Technically, neither RiskMetrics nor any of the other proxy advisory firms that I’m aware of have a proxy voting guideline that says they will not support a proposed plan if the shares will last beyond 2-3 years.  What the company probably heard was a statement by someone who’s been working with companies on equity plans with the RiskMetrics model that the share authorizations that are passing the model now typically would only last 2-3 years.  A subtle difference.

So a quick explanation may be in order.  RiskMetrics applies a number of policies (at least 7 at last count) when evaluating an equity plan proposal.  One of the more significant ones is its Shareholder Value Transfer (SVT) Policy which compares the total percent of company market value being transferred to employees by equity plans (in new shares requested, outstanding equity awards, and shares available under existing and continuing plans) against a company-specific allowable cap (which is generated using the RiskMetrics’ black-box formulas that look to the top quartile performers in the same GICS code group to develop a regression formula that then gets applied to every company in that GICS group).  If the percent of the market value (the cost) is equal to or below the company-specific allowable cap, the proposed plan will pass the SVT Policy.

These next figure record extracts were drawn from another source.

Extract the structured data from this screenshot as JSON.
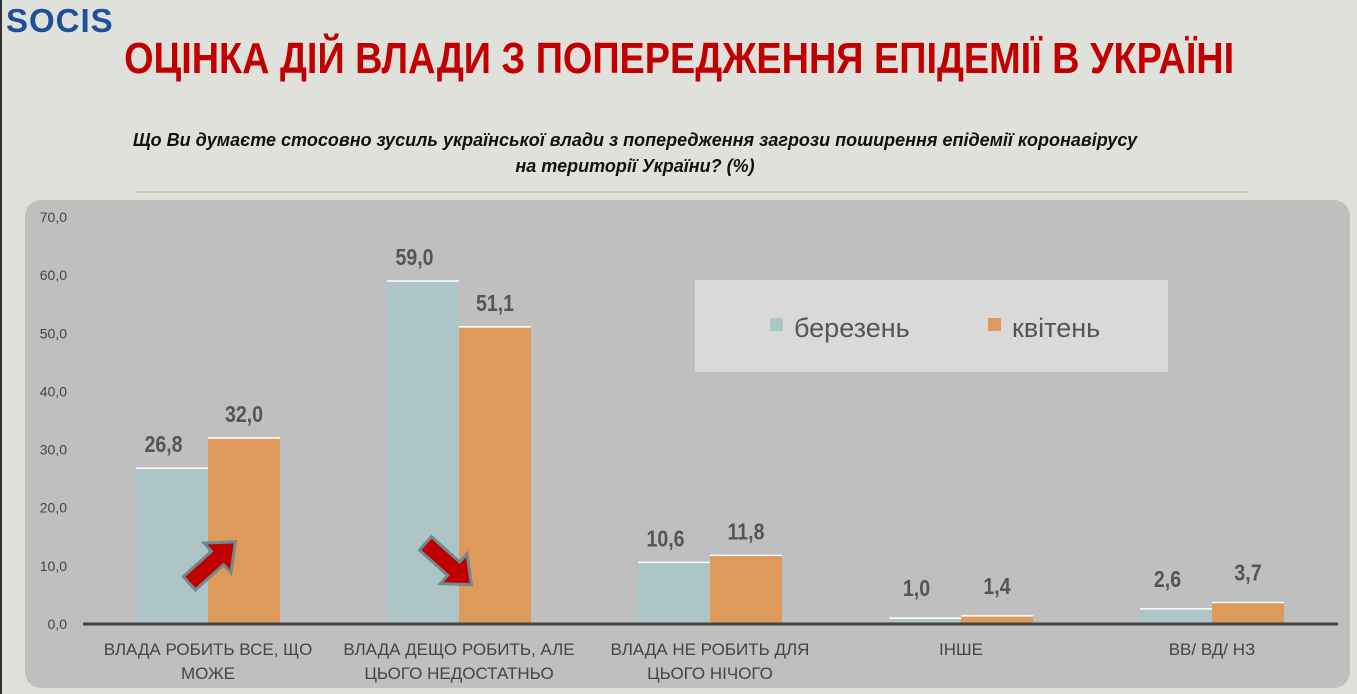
{
  "logo": "SOCIS",
  "title": "ОЦІНКА ДІЙ ВЛАДИ З ПОПЕРЕДЖЕННЯ ЕПІДЕМІЇ В УКРАЇНІ",
  "question": "Що Ви думаєте стосовно зусиль української влади з попередження загрози поширення епідемії коронавірусу на території України? (%)",
  "chart_data": {
    "type": "bar",
    "categories": [
      [
        "ВЛАДА РОБИТЬ ВСЕ, ЩО",
        "МОЖЕ"
      ],
      [
        "ВЛАДА ДЕЩО РОБИТЬ, АЛЕ",
        "ЦЬОГО НЕДОСТАТНЬО"
      ],
      [
        "ВЛАДА НЕ РОБИТЬ ДЛЯ",
        "ЦЬОГО НІЧОГО"
      ],
      [
        "ІНШЕ"
      ],
      [
        "ВВ/ ВД/ НЗ"
      ]
    ],
    "series": [
      {
        "name": "березень",
        "color": "#aec5c7",
        "values": [
          26.8,
          59.0,
          10.6,
          1.0,
          2.6
        ],
        "labels": [
          "26,8",
          "59,0",
          "10,6",
          "1,0",
          "2,6"
        ]
      },
      {
        "name": "квітень",
        "color": "#dd9a5b",
        "values": [
          32.0,
          51.1,
          11.8,
          1.4,
          3.7
        ],
        "labels": [
          "32,0",
          "51,1",
          "11,8",
          "1,4",
          "3,7"
        ]
      }
    ],
    "yticks": [
      "0,0",
      "10,0",
      "20,0",
      "30,0",
      "40,0",
      "50,0",
      "60,0",
      "70,0"
    ],
    "ylim": [
      0,
      70
    ],
    "legend_position": "top-right",
    "grid": false,
    "annotations": [
      {
        "type": "arrow-up",
        "category": 0
      },
      {
        "type": "arrow-down",
        "category": 1
      }
    ],
    "arrow_color": "#c00000"
  }
}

It just so happens that given the large amount of overhang at many companies (outstanding equity awards that have not been exercised, in the case of stock options or SARs) coupled with the general decline in stock prices, the allowable caps being generated typically only permit companies to request 2-3 years’ worth of additional shares in a new plan proposal.  However, I’ve worked with a number of companies during the past 6 months where the RiskMetrics model would not even allow the companies to have 1 years’ worth of shares.